DepthPolyp / README.md
ReaganWZY's picture
Link DepthPolyp demo Space
671b796 verified
metadata
license: mit
library_name: pytorch
pipeline_tag: image-segmentation
tags:
  - medical-image-segmentation
  - image-segmentation
  - semantic-segmentation
  - polyp-segmentation
  - colonoscopy
  - depth-estimation
  - pseudo-depth
  - real-time
  - onnx
  - pytorch
  - arxiv:2605.16519
metrics:
  - dice
  - iou
  - recall

DepthPolyp: Pseudo-Depth Guided Lightweight Segmentation for Real-Time Colonoscopy

DepthPolyp is a lightweight pseudo-depth guided model for real-time colonoscopic polyp segmentation. Given an RGB colonoscopy frame, it jointly predicts:

  1. a binary polyp segmentation probability map
  2. a pseudo-depth probability map for depth-aware structural guidance

The model uses a MiT-B0 encoder and lightweight fusion/gating modules to keep deployment cost low while improving robustness under blur, illumination changes, reflections, and other real-world colonoscopy degradations.

Model Details

Item Value
Model DepthPolyp
Encoder MiT-B0
Input RGB image, 224 x 224
Outputs segmentation, pseudo-depth
Parameters 3.57M
Complexity 0.86 GMACs
Training data Kvasir-SEG with degradation-aware training
PyTorch checkpoint DepthPolyp_Kvasir.pth
ONNX checkpoint DepthPolyp_Kvasir.onnx

ONNX I/O names:

input: image
outputs: segmentation, depth

Intended Use

DepthPolyp is intended for research on colonoscopic polyp segmentation, lightweight medical image segmentation, robustness under endoscopic video degradation, and deployment-oriented model comparison.

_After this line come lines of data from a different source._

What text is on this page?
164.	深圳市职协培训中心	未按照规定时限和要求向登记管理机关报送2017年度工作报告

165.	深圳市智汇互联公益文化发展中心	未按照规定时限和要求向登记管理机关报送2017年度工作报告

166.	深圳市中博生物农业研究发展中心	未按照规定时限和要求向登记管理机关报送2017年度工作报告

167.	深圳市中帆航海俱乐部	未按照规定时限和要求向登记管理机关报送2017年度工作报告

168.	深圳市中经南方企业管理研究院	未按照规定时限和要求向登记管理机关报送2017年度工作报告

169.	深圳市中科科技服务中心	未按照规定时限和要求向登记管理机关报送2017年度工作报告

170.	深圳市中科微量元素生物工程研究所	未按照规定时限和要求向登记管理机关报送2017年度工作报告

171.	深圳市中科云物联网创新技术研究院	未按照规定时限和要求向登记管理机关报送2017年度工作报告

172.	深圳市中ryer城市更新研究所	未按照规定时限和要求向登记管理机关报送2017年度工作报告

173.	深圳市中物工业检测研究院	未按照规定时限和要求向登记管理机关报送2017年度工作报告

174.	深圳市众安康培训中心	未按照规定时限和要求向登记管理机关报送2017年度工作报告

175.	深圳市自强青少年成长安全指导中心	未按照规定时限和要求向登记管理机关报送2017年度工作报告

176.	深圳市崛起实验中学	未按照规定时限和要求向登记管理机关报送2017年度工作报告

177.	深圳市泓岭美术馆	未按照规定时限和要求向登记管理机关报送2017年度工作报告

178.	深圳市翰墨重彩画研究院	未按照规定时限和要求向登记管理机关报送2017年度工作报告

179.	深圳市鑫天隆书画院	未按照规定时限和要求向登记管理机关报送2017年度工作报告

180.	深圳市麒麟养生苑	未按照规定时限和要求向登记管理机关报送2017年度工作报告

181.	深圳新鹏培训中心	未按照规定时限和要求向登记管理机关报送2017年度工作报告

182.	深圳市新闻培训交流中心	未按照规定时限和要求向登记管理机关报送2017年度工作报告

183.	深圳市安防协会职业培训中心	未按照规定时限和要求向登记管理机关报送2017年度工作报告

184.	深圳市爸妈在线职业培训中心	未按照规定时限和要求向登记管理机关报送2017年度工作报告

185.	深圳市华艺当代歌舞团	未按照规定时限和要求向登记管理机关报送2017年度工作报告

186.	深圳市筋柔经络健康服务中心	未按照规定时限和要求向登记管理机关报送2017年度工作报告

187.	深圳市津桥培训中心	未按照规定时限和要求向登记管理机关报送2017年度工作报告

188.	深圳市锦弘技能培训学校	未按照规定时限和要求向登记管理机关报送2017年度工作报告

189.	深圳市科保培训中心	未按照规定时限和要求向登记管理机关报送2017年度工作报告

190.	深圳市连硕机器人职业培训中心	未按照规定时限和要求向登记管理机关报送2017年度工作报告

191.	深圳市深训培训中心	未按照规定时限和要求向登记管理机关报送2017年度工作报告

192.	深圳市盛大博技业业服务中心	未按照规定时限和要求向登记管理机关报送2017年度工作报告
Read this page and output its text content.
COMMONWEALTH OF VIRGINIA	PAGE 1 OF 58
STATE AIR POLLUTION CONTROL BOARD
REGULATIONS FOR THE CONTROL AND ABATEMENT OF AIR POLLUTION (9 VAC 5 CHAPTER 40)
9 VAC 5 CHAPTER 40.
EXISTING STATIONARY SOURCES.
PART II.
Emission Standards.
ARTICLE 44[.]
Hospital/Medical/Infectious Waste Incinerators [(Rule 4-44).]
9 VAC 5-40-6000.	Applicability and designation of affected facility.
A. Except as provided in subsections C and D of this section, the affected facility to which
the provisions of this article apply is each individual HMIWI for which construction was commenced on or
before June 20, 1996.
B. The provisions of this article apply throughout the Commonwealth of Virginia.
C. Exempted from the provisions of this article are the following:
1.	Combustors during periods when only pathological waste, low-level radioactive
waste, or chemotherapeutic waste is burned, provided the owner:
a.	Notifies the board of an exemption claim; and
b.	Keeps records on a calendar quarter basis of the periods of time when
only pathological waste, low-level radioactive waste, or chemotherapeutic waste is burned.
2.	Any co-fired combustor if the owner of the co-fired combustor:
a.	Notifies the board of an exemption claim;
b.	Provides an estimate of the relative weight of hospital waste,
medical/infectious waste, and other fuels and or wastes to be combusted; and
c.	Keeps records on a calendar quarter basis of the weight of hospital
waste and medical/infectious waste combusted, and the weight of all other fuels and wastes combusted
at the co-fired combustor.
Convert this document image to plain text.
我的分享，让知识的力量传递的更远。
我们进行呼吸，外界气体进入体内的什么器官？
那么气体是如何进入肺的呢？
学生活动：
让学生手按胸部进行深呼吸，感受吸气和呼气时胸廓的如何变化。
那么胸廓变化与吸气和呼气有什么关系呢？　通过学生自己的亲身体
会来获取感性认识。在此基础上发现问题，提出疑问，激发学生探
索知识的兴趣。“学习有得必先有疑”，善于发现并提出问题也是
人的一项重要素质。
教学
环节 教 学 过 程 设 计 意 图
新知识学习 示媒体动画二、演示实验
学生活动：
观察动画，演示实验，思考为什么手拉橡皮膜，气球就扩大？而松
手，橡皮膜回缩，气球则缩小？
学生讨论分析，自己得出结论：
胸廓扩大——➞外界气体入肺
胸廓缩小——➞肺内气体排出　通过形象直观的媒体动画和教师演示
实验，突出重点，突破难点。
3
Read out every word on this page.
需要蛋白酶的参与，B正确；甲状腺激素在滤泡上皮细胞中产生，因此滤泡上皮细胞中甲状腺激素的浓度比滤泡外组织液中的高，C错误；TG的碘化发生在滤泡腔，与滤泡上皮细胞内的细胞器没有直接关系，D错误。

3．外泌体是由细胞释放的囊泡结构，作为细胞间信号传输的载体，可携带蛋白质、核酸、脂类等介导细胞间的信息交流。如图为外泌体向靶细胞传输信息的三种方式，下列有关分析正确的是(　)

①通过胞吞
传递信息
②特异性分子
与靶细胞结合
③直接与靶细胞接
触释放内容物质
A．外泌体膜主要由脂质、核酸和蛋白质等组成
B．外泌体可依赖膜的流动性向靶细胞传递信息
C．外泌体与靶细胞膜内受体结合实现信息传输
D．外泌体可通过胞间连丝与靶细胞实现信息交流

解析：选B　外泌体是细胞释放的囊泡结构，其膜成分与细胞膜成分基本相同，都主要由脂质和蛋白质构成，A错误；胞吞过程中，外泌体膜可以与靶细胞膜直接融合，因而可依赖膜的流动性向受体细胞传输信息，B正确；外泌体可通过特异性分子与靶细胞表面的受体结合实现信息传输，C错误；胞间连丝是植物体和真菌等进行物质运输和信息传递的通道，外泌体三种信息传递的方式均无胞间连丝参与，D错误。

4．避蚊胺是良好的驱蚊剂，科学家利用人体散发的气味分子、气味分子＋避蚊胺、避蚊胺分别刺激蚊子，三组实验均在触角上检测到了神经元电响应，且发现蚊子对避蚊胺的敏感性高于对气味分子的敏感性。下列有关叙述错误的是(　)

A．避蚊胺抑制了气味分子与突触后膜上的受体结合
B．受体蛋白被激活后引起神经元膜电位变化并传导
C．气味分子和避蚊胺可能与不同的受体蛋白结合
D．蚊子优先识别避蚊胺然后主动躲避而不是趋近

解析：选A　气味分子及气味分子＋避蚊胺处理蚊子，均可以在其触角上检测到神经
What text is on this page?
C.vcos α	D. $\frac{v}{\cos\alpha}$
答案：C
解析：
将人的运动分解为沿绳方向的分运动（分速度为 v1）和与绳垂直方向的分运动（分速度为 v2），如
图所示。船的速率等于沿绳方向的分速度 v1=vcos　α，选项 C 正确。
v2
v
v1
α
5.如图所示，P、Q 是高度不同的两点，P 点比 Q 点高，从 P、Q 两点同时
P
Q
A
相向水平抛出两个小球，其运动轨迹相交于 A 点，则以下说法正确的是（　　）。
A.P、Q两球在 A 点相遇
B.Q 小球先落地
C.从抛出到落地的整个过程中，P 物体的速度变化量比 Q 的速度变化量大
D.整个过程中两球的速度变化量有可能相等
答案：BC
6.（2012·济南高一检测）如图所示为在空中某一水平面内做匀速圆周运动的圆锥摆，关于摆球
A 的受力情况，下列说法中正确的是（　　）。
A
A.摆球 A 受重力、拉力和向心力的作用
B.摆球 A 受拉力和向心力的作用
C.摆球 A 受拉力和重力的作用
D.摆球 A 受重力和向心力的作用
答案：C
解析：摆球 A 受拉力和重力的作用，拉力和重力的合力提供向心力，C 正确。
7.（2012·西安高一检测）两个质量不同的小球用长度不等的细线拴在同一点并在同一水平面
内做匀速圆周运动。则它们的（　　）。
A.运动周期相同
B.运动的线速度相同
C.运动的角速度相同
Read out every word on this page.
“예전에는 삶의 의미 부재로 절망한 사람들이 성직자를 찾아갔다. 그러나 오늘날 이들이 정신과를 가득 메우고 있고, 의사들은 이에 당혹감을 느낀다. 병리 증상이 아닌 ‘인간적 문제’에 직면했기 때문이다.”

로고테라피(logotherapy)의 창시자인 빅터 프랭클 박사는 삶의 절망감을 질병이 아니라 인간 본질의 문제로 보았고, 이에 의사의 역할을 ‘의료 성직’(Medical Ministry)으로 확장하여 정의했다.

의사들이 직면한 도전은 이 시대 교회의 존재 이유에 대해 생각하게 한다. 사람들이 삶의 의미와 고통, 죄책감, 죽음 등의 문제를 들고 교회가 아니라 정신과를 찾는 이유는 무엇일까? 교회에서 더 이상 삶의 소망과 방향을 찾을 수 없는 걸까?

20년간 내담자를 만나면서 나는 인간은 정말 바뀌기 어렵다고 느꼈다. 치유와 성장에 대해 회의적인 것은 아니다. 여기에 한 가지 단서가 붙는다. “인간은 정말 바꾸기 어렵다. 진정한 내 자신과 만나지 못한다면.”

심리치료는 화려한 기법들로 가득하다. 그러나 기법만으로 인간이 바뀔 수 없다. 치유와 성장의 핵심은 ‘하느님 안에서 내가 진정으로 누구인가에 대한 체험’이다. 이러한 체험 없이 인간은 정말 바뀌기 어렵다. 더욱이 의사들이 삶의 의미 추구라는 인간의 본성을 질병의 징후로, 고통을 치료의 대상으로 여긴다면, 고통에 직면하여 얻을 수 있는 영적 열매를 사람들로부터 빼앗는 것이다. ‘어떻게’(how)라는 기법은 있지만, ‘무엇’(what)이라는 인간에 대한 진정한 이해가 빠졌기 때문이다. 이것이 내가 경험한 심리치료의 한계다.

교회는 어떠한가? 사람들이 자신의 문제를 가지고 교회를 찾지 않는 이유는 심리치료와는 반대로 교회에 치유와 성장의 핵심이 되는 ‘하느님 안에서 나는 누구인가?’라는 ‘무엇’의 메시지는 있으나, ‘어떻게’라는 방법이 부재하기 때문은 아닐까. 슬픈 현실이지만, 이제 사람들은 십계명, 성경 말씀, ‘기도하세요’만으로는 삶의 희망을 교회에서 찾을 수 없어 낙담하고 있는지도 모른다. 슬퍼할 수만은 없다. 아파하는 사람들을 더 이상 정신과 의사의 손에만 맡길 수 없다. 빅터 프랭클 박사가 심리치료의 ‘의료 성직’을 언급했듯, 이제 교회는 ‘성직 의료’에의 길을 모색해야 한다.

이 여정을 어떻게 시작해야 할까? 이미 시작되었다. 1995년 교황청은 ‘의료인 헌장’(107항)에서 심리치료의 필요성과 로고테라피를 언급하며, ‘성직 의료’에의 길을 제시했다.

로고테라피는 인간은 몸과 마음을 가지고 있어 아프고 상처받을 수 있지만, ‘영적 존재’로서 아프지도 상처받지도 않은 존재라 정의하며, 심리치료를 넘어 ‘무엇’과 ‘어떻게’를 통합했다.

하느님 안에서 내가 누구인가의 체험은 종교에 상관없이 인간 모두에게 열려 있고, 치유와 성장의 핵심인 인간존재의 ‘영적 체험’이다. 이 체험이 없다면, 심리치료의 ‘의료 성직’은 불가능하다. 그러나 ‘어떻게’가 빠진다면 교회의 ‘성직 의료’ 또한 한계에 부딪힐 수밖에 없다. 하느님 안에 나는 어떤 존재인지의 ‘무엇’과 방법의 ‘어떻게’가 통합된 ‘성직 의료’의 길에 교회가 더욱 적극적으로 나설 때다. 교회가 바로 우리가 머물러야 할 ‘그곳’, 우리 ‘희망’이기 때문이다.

This model is not a standalone medical device and is not intended for clinical diagnosis without appropriate validation, regulatory review, and expert oversight.

Quick Start: ONNX Runtime

pip install onnxruntime pillow numpy

python scripts/infer_onnx.py \
  --onnx DepthPolyp_Kvasir.onnx \
  --input samples/kvasir/images \
  --output outputs

The script writes binary masks, pseudo-depth visualizations, and mask overlays.

Quick Start: PyTorch

pip install torch torchvision pillow numpy
import torch
from PIL import Image
from torchvision import transforms

from model.depthpolyp import build_depthpolyp

device = "cuda" if torch.cuda.is_available() else "cpu"

model = build_depthpolyp(
    encoder_name="b0",
    in_channels=3,
    num_classes=2,
    decoder_channels=256,
    activation=None,
)
state_dict = torch.load("DepthPolyp_Kvasir.pth", map_location="cpu", weights_only=True)
model.load_state_dict(state_dict, strict=True)
model.to(device).eval()

image = Image.open("samples/kvasir/images/sample_01.jpg").convert("RGB")
transform = transforms.Compose([
    transforms.Resize((224, 224)),
    transforms.ToTensor(),
])
x = transform(image).unsqueeze(0).to(device)

with torch.no_grad():
    seg_prob, depth_prob = model(x)

print(seg_prob.shape)    # [1, 1, 224, 224]
print(depth_prob.shape)  # [1, 1, 224, 224]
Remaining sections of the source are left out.